Marwali Chaouk pleaded guilty to charges that being a prohibited person he was in possession of two handguns and a pump-action sawn-off shotgun, between June and July this year.
He also pleaded guilty to possession of quantities of ammunition that could be used in the weapons between the same dates.
Prosecutor Mark Gibson said members of the Santiago Taskforce initiated a search warrant on a garage in Brooklyn and found Chaouk had a loaded .22 calibre Llama hand gun in a bum bag.
A raid on his house uncovered a quantity of ammunition.
Mr Gibson said that on July 1, the taskforce raided the main Chaouk family home in Brooklyn and found a Ruger pump-action shotgun hidden in a wall behind a cupboard and a fully-loaded Sterm Ruger Magnum hand gun in a woodpile in the back yard.
A quantity of various kinds of ammunition was found and Chaouk wrote a statement in jail saying all of the weaponry belonged to him.
Mr Roubos said his client had the weapons for self-protection and because of the feud with the Haddaras where there was a constant threat and people reacted to events quickly.
Although the possession of the guns charges carry a 15-year maximum Mr Gibson argued for a jail sentence of between 12 and 18 months.

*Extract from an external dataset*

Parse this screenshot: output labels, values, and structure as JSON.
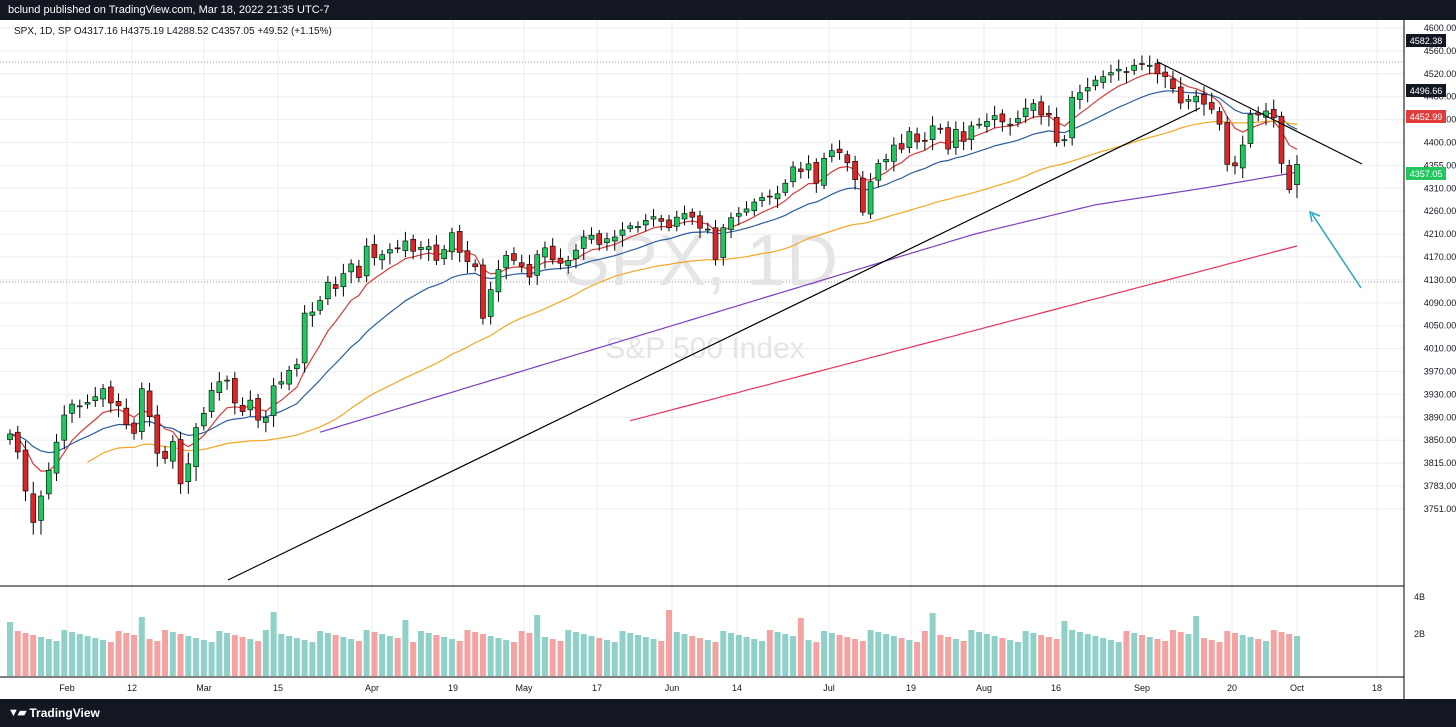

The defence counsel said his client should get less because of his age and his mother’s health problems.
He said Chaouk is being held in 23-hour a day lockdown in Barwon Jail’s Acacia Unit, which he likened to a form of torture.
Mr Roubos said jail authorities used the murder in custody of gangland boss Carl Williams as an excuse to insist the lockdown is necessary to protect his client.
Judge McInerney will sentence Chaouk on November 11.